Temporary exclusion orders: is reasonable suspicion enough for the government to prevent British citizens from returning to the UK?

Tell MAMA is following the progress of the Counter-terrorism and Security Bill as it moves through Parliament. The large bill spans travel restrictions, the seizure of passports, making the Prevent programme statutory under the law, and has implications on data, communications and monitoring the population. Follow Tell MAMA to stay up to date on the debates as the bill moves through various stages.

A new law that will significantly expand government powers to counter terrorism is being sped through Parliament. The Counter-Terrorism and Security bill is proposes a number of changes to existing legislation. The bill will significantly impact civil rights in the UK. Introduced for its first reading in the House of Commons on 27 November 2014, the bill is now in at committee in the House of Lords and will be debated further on the 26th of January, 2015.

The stakes of the bill are very high: it includes ‘temporary exclusion orders’ (Chapter 2 of the bill) and will make the Prevent programme statutory law. Discussion of #ToddlerTerror just after the New Year came out after new guidance from the Home Office (with a consultation closing on the 30th of January, before the bill will become law) about a ‘Prevent duty’ asserted that all public officials—from university chancellors to police officers, GPs and yes, even nursery school teachers—will be responsible for monitoring and reporting on individuals that might have a propensity to violent extremism.

Discussion in the House of Commons on the 6th and 7th of January essentially focused on a debate about judicial oversight of temporary exclusion orders (TEOs). The bill would allow for the seizure of passports of individuals suspected of leaving the UK for terrorism-related activity, but the TEOs, a new power, will require an individual not to return to the UK unless the Secretary of State gives them leave to return. A TEO will be in place for two years and can be placed on an individual that meets four conditions:

  1. The Secretary of State ‘reasonably suspects’ that the person in question is engaging in terrorism-related activity.
  2. It is expedient to prevent the person from returning to the UK in order to protect other members of the public from the risk of terrorism.
  3. The person should be outside the United Kingdom.
  4. The person has the right to live in the UK.

MPs broadly agreed that all four conditions were satisfactory. The debates on the 6th focused on amendments that would require the Secretary of State to apply to a court for permission to impose a TEO (Hansard, 6 January, Col 164). Much of the debate in the long session focused on this question. It got a bit heated after Dominic Grieve (former Attorney General, and a Tory MP) called for judicial oversight:

“Sir Edward Leigh (MP Gainsborough and Horncastle, Con): the people that the Secretary of State is trying to exclude are crazed jihadists who hate our liberties and our country, who cut off the heads of aid workers and who would love to come here and kill our children.” Sir Leigh goes on to say that Grieve’s “old-fashioned” and “legalistic” arguments for judicial oversight of TEOs “are not appropriate for dealing with those sorts of people” (Hansard, 6 January, Col 181). This emotive appeal is disheartening to say the least and it ignores the fact that terrorist attacks in Europe have come from a number of different sources—most of them non-Muslim. Mr Grieve responded that he agreed with the Government’s approach but believes that the courts must be involved: “I happen to believe in the presumption of innocence…judicial oversight would be helpful in giving…authority to the decisions and thereby ensuring that they are accepted within the communities.”
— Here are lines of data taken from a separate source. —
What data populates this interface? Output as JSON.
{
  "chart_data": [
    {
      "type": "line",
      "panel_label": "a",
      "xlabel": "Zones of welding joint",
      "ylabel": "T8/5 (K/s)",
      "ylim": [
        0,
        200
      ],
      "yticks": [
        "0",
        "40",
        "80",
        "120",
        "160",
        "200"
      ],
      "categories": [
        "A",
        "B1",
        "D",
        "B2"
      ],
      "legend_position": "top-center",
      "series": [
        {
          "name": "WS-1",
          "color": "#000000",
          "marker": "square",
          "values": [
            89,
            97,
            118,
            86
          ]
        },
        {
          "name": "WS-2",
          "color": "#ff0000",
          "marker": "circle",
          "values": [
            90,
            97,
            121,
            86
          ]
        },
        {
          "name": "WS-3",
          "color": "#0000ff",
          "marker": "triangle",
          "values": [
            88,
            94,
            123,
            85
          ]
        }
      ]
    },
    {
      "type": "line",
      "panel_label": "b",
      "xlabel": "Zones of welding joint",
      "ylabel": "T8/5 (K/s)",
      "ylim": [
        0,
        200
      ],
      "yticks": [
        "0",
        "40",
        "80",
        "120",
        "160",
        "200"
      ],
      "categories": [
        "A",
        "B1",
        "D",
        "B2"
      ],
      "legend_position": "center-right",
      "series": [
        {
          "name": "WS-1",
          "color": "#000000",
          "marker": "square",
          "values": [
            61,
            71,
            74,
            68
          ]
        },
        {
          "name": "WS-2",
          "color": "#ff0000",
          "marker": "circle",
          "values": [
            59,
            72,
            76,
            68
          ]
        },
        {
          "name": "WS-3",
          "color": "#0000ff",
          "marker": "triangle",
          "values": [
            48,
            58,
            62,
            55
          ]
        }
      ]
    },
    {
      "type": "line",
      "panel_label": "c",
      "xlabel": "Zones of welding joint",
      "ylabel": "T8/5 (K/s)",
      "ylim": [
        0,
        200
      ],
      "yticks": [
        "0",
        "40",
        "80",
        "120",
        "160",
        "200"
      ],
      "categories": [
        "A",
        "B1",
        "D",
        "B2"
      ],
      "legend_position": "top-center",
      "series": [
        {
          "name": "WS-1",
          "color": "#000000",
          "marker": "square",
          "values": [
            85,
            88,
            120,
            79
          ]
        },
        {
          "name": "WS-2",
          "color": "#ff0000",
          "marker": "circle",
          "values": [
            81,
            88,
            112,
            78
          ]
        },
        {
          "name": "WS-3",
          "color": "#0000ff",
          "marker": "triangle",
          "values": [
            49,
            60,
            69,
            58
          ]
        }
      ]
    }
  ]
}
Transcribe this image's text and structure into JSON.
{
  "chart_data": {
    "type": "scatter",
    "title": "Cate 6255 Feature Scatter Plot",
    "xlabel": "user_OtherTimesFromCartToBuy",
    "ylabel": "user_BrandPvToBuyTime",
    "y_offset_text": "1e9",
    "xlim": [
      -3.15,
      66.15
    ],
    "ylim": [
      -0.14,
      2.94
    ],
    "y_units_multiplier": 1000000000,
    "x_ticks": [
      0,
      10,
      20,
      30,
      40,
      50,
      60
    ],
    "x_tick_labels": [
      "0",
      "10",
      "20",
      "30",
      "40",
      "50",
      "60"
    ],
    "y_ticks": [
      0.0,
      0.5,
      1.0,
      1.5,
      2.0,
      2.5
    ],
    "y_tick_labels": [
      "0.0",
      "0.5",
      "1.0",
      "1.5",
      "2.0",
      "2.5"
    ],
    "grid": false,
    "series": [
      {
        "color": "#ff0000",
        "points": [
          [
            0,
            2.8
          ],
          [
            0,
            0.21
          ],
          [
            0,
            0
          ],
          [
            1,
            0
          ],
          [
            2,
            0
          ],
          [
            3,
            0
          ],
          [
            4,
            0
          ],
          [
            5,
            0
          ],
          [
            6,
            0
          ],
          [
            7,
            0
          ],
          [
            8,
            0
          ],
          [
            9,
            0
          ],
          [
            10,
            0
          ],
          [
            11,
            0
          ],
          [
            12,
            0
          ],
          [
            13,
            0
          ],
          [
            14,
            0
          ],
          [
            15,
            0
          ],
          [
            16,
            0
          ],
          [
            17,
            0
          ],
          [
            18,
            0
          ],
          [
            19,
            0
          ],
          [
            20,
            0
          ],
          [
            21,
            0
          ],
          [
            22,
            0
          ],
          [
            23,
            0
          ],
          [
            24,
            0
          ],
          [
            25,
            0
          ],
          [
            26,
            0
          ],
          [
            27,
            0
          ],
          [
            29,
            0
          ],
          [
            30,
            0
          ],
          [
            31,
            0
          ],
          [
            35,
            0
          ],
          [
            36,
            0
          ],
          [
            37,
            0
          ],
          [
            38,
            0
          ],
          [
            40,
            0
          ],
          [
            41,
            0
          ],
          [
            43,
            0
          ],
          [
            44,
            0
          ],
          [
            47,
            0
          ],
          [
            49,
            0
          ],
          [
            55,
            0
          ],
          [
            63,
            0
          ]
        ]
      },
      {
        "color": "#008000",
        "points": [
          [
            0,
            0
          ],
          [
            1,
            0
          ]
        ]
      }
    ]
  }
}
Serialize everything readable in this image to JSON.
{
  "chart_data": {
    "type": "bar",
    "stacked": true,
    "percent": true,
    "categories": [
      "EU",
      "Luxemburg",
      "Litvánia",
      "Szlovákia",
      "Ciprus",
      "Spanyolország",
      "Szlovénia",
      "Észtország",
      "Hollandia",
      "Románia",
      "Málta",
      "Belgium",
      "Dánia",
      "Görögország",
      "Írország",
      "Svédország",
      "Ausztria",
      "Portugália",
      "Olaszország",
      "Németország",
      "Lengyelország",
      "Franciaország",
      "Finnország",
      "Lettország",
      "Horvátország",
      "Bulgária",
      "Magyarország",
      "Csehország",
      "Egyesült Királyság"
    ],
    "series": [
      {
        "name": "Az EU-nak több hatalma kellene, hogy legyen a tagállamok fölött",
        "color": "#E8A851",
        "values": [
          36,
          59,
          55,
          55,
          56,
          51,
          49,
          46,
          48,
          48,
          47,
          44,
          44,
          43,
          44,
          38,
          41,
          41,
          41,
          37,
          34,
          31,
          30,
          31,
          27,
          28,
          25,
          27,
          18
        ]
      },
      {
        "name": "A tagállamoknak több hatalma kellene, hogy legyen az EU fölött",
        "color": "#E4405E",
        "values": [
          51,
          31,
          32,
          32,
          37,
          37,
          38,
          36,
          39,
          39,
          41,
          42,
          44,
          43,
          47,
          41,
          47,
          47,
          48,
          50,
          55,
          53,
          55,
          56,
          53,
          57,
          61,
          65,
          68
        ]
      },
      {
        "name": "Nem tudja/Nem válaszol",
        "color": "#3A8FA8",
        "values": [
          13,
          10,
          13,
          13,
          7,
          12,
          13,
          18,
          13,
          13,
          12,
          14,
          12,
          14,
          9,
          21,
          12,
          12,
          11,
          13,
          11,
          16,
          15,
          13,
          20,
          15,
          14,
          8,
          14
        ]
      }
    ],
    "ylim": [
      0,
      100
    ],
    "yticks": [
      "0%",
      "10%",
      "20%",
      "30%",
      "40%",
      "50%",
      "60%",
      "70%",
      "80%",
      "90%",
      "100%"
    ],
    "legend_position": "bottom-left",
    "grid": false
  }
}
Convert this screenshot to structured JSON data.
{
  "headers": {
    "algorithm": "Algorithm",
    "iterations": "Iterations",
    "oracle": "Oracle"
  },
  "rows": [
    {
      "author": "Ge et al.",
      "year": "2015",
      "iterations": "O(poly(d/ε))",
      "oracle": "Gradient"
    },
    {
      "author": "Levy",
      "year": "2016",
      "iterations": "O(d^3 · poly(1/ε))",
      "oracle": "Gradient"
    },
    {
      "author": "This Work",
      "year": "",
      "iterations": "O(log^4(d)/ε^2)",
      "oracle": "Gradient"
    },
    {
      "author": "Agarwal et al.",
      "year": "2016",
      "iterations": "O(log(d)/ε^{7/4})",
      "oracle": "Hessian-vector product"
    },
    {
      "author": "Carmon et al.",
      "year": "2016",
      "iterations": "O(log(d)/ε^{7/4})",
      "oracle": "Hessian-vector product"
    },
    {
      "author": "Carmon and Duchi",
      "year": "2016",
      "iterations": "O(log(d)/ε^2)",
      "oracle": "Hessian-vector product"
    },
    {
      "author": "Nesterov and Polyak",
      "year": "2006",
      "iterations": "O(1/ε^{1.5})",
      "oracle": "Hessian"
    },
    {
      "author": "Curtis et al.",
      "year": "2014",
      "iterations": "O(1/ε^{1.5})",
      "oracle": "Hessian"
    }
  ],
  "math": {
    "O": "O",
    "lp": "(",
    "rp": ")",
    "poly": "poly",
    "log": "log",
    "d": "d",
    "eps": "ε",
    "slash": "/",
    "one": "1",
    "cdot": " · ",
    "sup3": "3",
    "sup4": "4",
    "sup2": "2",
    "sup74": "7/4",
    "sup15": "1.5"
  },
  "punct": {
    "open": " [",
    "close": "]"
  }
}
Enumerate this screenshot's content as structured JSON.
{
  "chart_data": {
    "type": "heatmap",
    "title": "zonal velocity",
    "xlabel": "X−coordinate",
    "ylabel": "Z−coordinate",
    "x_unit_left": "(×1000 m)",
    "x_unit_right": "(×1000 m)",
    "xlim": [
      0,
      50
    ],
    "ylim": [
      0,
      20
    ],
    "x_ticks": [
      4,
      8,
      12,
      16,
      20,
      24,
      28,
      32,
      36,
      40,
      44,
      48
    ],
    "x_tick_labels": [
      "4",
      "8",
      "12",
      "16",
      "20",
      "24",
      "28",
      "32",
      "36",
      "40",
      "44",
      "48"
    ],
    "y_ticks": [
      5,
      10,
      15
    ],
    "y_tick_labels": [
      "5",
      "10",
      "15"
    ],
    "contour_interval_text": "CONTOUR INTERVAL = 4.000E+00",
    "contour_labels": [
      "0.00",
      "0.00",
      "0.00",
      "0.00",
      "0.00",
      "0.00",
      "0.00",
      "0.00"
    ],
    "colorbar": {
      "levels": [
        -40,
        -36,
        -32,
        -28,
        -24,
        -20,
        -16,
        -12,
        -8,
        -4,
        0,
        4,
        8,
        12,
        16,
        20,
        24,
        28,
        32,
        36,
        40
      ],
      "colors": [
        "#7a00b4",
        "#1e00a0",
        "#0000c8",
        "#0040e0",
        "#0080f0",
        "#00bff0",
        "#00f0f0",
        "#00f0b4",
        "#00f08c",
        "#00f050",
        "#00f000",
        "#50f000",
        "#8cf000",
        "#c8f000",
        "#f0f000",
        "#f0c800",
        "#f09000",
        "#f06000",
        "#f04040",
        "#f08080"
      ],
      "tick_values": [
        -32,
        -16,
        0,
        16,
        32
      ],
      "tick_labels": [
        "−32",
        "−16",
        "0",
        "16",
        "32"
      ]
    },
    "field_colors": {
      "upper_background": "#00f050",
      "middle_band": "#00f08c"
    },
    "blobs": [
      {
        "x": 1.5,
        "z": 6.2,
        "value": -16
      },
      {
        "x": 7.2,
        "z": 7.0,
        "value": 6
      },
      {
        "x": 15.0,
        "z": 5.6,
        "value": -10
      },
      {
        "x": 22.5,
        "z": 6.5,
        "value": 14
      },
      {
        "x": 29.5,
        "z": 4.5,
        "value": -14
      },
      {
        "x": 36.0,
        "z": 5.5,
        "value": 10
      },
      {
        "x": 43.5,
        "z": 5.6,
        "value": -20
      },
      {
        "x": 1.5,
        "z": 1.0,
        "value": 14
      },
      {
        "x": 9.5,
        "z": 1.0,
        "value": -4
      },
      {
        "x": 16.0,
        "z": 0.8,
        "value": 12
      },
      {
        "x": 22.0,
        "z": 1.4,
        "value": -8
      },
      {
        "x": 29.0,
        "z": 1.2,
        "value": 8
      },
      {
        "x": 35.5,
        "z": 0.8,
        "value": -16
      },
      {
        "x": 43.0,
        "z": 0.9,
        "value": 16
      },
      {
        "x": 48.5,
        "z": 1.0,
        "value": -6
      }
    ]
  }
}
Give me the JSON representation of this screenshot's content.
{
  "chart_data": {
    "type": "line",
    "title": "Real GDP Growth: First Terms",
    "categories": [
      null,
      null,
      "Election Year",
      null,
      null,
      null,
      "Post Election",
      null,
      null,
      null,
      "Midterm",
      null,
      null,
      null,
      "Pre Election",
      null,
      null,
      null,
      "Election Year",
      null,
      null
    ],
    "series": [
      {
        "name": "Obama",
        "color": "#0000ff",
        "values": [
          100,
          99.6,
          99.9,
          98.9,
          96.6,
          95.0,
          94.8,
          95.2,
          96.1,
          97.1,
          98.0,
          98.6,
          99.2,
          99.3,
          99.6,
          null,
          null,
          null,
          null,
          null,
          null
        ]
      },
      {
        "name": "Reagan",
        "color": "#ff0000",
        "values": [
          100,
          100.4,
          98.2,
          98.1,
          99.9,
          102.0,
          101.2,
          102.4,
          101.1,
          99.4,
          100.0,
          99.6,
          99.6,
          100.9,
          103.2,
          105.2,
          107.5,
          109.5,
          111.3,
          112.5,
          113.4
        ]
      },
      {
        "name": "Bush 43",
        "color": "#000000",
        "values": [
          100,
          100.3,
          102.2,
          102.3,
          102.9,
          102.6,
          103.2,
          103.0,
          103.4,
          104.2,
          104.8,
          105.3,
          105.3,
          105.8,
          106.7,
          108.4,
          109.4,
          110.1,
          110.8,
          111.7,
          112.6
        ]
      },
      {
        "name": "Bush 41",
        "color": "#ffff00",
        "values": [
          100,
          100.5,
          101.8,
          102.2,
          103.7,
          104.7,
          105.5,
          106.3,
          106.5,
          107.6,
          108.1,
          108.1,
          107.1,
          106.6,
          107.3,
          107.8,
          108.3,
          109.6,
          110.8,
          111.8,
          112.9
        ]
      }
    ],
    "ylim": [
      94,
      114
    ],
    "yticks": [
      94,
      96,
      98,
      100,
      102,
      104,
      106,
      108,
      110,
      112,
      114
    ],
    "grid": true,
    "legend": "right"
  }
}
The dialogue between Sir Leigh and Mr Grieve skirts around a key issue: the abuse of ‘reasonable suspicion’ and its disproportionate application on specific communities. Since Section 44 of the Terrorism Act was struck down because it did not require ‘reasonable suspicion’ the clause that replaced it has rarely been used. All the same, according to Liberty, in evidence submitted to Parliament, “reasonable suspicion” offers “little protection from arbitrary use of power” (Liberty, page 6). A clear process of judicial oversight would ensure that TEOs are effective by only excluding those who can be proven to have engaged in illegal activity before excluding them from the UK for two years. As Liberty points out, without courts being involved, the proposed bill could actually terrorist related activities further underground (page 11).

On the 6th, the amendment for judicial oversight ultimately failed. On the 13th of January, the House of Lords stated that it will be considered in the committee reading due to happen on Friday. If the law does pass as it is, then it will leave out effective oversight over what counts as reasonable suspicion. At the end of the debate on Tuesday the 6th, James Brokenshire MP said they would look “carefully” at the suggestions made by David Anderson QC. In his response to the debate, he states quite clearly that the courts should be involved before the imposition of a TEO: “prior permission of the court should be required…such procedures are short and simple [but] they serve to concentrate the Home Secretary’s mind, and ensure that she places all her cards on the table. […] It would not only prevent the abuse of a strong executive power, but offer a guarantee that it will not be abused…to short-cut civil liberties is to play into the terrorists’ hands”. It is imperative that the Lords committee debate take the Independent Reviewer of Terrorism’s recommendations to heart in order to make sensible counter-terrorism policy.